Упавшего Алексея занесли в зимовье. Узнали, заохали, содрогаясь от увиденного.


- Что стоите? Онемели совсем? Несите водку! - закричал старший Степан.


Все как будто очнулись. Притащили алюминиевый таз. Кто-то выплескивал водку, кто-то снимал унты, искали бинты, йод. Кисти рук обмыли водкой.


- Ниче-ниче, - приговаривал Степан, - вроде ноги целы-то, не отморозил. Сейчас медвежьим жиром смажем. Коля, там у меня портянки байковые, давай сюда! Они лучше носков, мягче, а носки поверх наденем. Налейте ему стаканчик для бодрости духа!


Алексей выпил водку молча, как воду. Только после второго стакана собрался с духом и коротко рассказал о случившемся.


- Так, ребятушки, - сделал вывод Степан, - надеяться не на кого, надо срочно везти в поселок. Запаска в машине есть, колесо поставим. Надо волок делать, приготовьте фонарь. Едем четверо, один остается.


Охотники молча стали собираться.


- Но почему, почему? - кричал Алексей. Из уголков глаз на подушку тихо скатывались слезы, он еще не привык к своей потере, перебинтованные руки мягко навевали на мысль о том, что все это временно, что они просто болят. Вот снимут бинты, и все будет так, как прежде. Аккуратные, маленькие для мужчины кисти с длинными музыкальными пальцами перебирают кнопки баяна, и он играет, играет, играет... И тут в нем с внезапной четкостью прояснилось понимание, что этого никогда не будет. "Какое страшное слово "ни-ког-да", - подумал Алексей.


- Я научился громко кричать про себя, чтобы никто не услышал, но до сих пор не могу поверить в случившееся.


Добило известие - от него ушла жена.
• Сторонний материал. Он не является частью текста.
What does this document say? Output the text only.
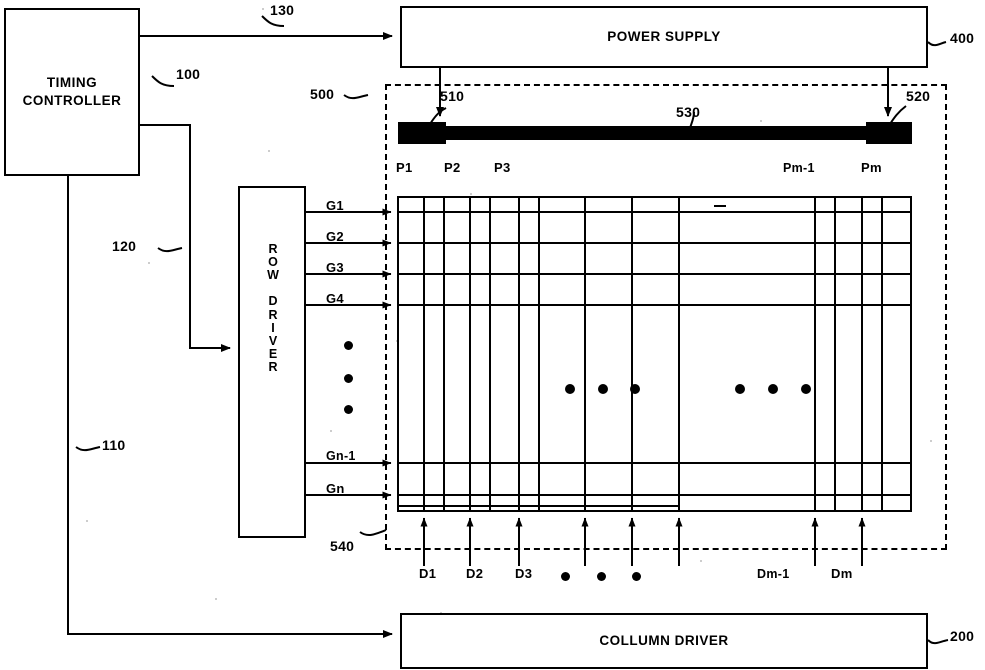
TIMING
CONTROLLER
POWER SUPPLY
COLLUMN DRIVER
R
O
W
D
R
I
V
E
R
130
100
400
500	510	520
530
120
110
540
200
G1
G2
G3
G4
Gn-1
Gn
P1 P2	P3	Pm-1	Pm
D1 D2 D3	Dm-1	Dm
Пока он лежит здесь, в больнице, она где-то на новом месте устраивает свою новую жизнь.


Пригрезилось веселое смеющееся лицо, шапка светлых кудрей, пикантные ямочки на щеках, стройная фигурка. Ольги больше не было в его жизни. "Но почему?" - билась в сердце не прошедшая обида. "Правильно говорят: одна беда рядом не ходит, - подумал он. - Кто я теперь? Инвалид. Кому нужен мужик без рук? И что ее осуждать. Молодая, красивая, зачем ей калека?" Теплая слезинка скатилась к виску. Понимать все это было пронзительно больно.


- Пропадать теперь, что ли? - успокоил он себя. - Нет уж, хрен дождетесь. Бог сними, с бабами. Это в книжках пишут про большую любовь, а в жизни не всегда бывает по написанному.


- Ну, что, Алеш? - раздался знакомый голос. - Что нос повесил и зерен не клюешь?


- Привет, Коль, - Алексей сел на постели, разместил руки на коленях.


- Да, брат, дела, конечно, хреновые, и говорить нечего, - сказал Николай. - Соберись с силами - ты мужик. Судьбу перестань корить. Может, она тебе, наоборот, дала шанс показать, что ты из себя представляешь. Главное, ты живой, и этим все сказано.


- Да что ты понимаешь? - буркнул Алексей обидчиво. - Живой! А ты знаешь, как легко быть таким живым? Лучше было бы замерзнуть нахрен. И что это за жизнь будет без обеих кистей? Я понимаю, ноги потерять. Но хоть руки что-нибудь делают, а тут...


- Нашел кому завидовать. Безногому! - ответил Николай.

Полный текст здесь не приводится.